No Jail Time For California Woman After Deadly Stabbing

A woman who stabbed her boyfriend 108 times, resulting in his death in 2018, received no prison time from a California judge on Tuesday, instead getting a sentence of 100 hours of community service and probation.

33-year-old Bryn Spejcher faced up to five years’ prison time for the stabbing death of her boyfriend. But Ventura County Superior Court Judge David Worley sentenced her to two years of probation instead. She will also have to complete 100 hours of community service and court documents say, “100 hours of public education on the dangers of THC consumption.”

THC is the psychoactive ingredient in cannabis products commonly referred to as marijuana, weed, or pot. Spejcher and her boyfriend had been smoking marijuana on the day she stabbed him to death. The judge in the case ruled that she was not responsible for her actions because she took two hits of marijuana experienced a drug-induced psychosis.

Spejcher murdered her boyfriend, Chad O’Melia, with a kitchen knife she used to stab him over a hundred times in May 2018. She also stabbed her Siberian husky dog, and police found her cutting herself in the neck with the murder weapon when they arrived.
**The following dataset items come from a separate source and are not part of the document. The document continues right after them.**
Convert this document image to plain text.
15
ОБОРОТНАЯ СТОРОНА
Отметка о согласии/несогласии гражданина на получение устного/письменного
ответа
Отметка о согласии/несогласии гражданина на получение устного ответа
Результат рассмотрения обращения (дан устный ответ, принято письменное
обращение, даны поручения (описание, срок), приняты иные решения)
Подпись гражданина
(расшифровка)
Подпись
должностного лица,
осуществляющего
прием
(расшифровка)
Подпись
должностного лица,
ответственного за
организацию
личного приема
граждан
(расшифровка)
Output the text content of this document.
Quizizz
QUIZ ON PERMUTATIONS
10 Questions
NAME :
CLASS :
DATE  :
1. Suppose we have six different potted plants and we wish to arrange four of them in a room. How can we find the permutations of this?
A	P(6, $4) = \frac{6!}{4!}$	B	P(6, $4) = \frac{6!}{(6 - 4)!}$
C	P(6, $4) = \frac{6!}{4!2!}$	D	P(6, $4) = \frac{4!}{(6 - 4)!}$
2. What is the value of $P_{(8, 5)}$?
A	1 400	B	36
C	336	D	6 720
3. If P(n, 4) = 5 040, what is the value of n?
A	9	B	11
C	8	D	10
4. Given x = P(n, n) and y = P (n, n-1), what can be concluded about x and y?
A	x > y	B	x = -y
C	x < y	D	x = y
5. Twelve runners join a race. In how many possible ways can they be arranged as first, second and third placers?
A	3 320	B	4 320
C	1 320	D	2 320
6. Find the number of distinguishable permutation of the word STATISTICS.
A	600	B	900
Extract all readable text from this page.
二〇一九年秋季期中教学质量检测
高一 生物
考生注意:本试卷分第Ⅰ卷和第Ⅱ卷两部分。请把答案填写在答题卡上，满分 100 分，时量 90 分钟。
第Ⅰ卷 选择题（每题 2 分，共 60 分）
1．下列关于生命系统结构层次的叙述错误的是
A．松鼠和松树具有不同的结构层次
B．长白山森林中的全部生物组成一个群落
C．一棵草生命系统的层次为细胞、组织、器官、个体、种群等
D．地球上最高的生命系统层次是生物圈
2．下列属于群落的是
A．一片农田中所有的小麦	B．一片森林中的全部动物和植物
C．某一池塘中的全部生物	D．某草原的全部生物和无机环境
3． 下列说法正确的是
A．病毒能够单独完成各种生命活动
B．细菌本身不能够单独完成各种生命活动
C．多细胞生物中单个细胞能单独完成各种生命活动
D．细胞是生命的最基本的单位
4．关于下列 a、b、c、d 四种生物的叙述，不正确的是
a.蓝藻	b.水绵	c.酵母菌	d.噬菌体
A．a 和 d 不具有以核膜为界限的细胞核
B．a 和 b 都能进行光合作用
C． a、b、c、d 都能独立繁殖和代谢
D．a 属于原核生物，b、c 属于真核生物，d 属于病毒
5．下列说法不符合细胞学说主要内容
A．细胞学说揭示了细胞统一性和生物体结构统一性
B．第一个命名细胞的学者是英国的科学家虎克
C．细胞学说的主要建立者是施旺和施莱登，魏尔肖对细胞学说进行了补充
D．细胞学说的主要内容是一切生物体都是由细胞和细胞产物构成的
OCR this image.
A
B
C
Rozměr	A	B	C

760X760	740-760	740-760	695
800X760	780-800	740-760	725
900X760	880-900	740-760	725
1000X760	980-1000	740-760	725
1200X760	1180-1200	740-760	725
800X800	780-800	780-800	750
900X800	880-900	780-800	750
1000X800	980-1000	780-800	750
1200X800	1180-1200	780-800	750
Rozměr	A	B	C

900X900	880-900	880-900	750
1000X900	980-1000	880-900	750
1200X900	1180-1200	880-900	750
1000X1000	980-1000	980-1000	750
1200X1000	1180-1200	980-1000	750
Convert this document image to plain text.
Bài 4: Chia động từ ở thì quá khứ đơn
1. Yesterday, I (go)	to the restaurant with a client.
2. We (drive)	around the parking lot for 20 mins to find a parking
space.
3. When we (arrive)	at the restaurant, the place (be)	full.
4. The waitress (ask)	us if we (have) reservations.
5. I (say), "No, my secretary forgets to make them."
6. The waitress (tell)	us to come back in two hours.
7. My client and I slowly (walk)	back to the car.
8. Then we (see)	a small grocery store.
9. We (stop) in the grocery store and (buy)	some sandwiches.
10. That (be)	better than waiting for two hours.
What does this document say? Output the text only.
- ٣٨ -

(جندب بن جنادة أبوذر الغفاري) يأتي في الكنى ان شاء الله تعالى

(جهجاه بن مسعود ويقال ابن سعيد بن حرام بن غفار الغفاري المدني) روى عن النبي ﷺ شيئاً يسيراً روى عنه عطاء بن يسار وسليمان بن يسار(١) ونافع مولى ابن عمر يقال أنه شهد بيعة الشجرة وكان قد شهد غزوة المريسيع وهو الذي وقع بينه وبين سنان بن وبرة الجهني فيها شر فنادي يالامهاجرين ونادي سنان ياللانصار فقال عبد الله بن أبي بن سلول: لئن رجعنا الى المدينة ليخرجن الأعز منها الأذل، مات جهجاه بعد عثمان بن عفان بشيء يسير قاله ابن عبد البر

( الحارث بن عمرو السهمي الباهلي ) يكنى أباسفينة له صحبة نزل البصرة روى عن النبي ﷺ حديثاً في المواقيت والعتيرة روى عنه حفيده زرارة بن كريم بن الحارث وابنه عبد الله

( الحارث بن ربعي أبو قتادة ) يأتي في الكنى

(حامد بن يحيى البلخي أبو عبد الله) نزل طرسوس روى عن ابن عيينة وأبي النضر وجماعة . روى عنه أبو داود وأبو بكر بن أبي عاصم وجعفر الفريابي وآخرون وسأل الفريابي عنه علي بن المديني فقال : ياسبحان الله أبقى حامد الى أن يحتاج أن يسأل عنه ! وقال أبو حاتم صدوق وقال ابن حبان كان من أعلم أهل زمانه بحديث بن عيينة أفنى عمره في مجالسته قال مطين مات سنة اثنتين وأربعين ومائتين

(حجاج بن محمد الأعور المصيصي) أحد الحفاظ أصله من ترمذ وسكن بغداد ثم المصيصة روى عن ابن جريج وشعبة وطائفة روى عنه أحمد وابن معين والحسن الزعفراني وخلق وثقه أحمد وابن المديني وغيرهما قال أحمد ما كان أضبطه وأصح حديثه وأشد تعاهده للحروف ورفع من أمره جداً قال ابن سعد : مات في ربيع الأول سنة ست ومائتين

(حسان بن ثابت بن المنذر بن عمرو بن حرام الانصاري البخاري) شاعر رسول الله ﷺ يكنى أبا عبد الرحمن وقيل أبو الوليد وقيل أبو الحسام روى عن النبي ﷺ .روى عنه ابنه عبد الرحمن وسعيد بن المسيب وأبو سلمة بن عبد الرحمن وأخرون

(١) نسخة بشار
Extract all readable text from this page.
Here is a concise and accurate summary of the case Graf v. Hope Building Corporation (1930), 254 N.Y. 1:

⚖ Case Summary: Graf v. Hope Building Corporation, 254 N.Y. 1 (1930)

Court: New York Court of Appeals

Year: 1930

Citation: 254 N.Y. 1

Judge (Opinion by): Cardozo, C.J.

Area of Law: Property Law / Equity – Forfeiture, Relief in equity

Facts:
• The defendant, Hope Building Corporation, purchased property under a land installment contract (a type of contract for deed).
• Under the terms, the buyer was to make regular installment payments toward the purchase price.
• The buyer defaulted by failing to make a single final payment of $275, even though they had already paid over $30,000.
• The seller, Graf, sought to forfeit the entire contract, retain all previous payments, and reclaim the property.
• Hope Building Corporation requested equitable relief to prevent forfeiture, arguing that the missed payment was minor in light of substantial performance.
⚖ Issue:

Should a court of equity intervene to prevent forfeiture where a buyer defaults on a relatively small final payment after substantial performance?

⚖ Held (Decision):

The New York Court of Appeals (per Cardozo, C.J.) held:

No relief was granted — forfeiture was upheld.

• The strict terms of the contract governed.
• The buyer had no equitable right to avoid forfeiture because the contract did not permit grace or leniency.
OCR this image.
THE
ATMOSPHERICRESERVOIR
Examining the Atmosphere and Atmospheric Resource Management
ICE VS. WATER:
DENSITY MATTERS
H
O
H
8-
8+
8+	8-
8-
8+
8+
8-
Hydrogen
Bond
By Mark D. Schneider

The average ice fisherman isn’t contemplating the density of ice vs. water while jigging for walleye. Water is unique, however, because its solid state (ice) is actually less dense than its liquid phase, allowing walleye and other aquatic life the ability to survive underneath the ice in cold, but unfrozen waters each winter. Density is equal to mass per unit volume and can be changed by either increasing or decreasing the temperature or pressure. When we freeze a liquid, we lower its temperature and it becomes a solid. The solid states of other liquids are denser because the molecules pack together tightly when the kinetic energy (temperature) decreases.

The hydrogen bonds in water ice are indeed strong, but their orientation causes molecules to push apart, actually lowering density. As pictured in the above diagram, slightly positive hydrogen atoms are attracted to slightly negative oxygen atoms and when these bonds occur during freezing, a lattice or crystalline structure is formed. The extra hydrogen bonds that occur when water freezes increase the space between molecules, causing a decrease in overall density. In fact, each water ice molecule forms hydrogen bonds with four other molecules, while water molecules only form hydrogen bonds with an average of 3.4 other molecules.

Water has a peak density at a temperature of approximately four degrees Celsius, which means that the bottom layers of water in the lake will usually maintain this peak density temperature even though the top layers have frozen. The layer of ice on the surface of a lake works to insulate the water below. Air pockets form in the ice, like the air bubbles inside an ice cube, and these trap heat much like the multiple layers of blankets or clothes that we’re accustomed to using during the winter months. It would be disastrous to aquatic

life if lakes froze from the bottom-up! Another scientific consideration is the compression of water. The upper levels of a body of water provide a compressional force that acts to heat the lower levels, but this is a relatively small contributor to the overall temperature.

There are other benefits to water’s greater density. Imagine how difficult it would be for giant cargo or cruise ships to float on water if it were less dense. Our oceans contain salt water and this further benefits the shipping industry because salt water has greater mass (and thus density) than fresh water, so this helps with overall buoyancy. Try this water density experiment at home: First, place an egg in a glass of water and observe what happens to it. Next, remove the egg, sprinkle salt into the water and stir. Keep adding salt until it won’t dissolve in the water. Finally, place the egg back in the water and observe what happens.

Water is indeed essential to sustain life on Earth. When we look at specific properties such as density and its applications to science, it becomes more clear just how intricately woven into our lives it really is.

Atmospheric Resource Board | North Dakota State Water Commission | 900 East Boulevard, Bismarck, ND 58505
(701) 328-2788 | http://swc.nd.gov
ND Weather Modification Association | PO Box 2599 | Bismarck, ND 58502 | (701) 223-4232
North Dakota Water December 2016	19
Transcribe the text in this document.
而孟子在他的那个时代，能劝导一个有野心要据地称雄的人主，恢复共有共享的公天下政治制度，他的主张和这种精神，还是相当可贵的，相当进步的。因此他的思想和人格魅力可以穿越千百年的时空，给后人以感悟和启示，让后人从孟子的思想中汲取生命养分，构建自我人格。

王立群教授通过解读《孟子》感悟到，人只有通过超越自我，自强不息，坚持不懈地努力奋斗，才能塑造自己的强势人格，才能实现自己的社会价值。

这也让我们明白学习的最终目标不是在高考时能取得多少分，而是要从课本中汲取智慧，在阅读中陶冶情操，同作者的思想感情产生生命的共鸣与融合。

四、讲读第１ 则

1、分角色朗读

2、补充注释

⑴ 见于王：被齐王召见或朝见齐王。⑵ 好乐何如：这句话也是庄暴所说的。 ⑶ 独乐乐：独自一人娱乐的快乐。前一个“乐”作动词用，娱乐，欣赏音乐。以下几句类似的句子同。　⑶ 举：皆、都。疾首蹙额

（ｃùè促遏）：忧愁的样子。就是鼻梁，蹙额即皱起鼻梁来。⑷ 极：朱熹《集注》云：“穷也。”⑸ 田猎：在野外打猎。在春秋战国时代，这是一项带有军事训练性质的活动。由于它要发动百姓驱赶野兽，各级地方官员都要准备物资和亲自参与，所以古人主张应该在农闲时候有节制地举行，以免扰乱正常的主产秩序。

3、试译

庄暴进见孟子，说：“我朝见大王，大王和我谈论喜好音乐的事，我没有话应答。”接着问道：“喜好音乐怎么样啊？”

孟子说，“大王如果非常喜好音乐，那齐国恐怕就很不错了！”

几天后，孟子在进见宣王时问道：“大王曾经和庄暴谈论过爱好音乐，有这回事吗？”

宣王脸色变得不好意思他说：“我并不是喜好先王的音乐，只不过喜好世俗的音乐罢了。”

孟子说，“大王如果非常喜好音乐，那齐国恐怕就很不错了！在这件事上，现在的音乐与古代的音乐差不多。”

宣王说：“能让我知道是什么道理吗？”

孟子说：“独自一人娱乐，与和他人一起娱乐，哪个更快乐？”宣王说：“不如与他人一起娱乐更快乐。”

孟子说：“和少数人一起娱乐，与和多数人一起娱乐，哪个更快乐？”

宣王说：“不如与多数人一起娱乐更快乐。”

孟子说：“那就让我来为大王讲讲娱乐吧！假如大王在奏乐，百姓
“It sets a very dangerous precedent,” said Audry Nafziger, the Ventura County District Attorney’s Office prosecutor for the case. “It’s also a slap in the face to the victim’s family and speaks poorly to victims’ relief everywhere that [ … ] it’s OK to smoke marijuana and butcher someone with three knives. But it’s not OK to smoke marijuana and drive and kill someone.”

“When you smoke weed and you’re a white, young, privileged [ … ] upper-middle-class woman who bamboozles an old, white male judge, and you get to walk, I don’t know how to reconcile that for all the other criminals and victims in the country,” Nafziger said.

Friends and family of the stabbing victim are outraged by the outcome of the trial. “We are absolutely outraged and disgusted with the sentencing judge,” said a friend of O’Melia’s late mother, who passed away less than two years after her son’s death. The victim’s father, Sean O’Melia, said, “That judge just gave everyone in this state the license to kill.”